His daughter (Amy Irving) is anxious to get the 81-year-old Nat in a home (she's the dogcatcher in his life), and his rabble-rousing antics don't always succeed (an attempt to reason with a mugger gets him a nice gash on the head). But to Nat, the fight is still everything. For Midge (Ossie Davis)--Nat's African-American, half-blind, also-81-year-old Central Park audience of one and unwilling companion in some of these adventures--the idea of anything but dealing with cold, hard reality is the true shortcut to oblivion.

I'm Not Rappaport--the title refers to an old vaudeville routine Nat cherishes--isn't any less formulaic than a Grumpy or My Fellow Americans-style movie or any less rife with bickering, but Gardner's punchy, actor-friendly dialogue gives a couple of old hands such as Matthau and Davis some meaty scenes to chew on. Although the movie is too long by about 20 minutes, the more theatrical and poky it remains, the more charming it is. Gardner gets to shoot his movie in Central Park but manages to make you think there's a bank of seats somewhere off camera holding a paying audience, as if this were seniors street theater. The effect is nice, actually, and gives this movie's most cinematic resource--the close-up--a kind of hallowed glow.

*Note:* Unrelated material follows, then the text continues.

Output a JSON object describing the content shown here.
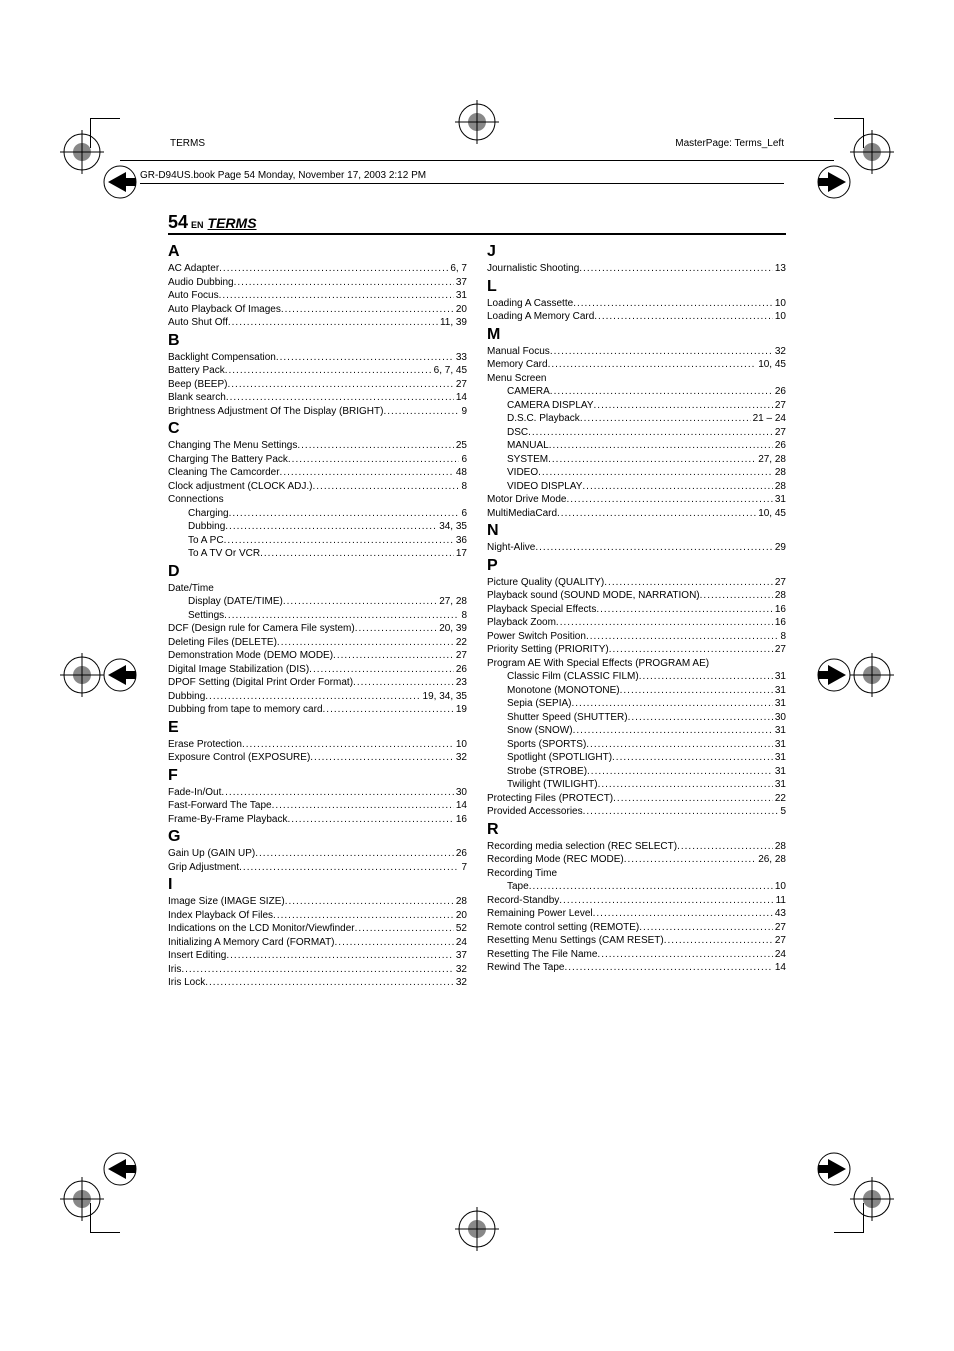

These are supreme faces and voices: Matthau's beagle-ish looks light up as he tries to sell Midge on a bit of hoary commie rhetoric, and Davis' brilliant deadpan reactions don't prepare you for the jolt Nat provides when Midge breaks out a laugh or gets his dander up. They even get stoned together (on Medicaid-sanctioned weed, thank you) in one hilarious sequence, proving once and for all that drug humor doesn't have to be the sole province of aimless youth.

Rappaport is a solidly written piece of old-age propaganda, thankfully devoid of the sentimentality for which Gardner (A Thousand Clowns) can be known. Nat's nattering on about ideals and not giving up are most heartfelt when we realize that he's in the fight of his life just trying to live out his days on the park bench he loves so much. "The sin of leavin' slow" is what Midge calls society's intolerant view of the elderly. It's also a sin in Hollywood's eyes, but in a season of slick yet dull studio releases, I'm Not Rappaport can revel in its unhurried pace knowing it's more entertaining than, say, the cookie-cutter codgerdom of grumpy old man Jack Lemmon's My Fellow Americans.

I'm Not Rappaport
Directed by Herb Gardner; with Walter Matthau, Ossie Davis, Amy Irving and Craig T. Nelson.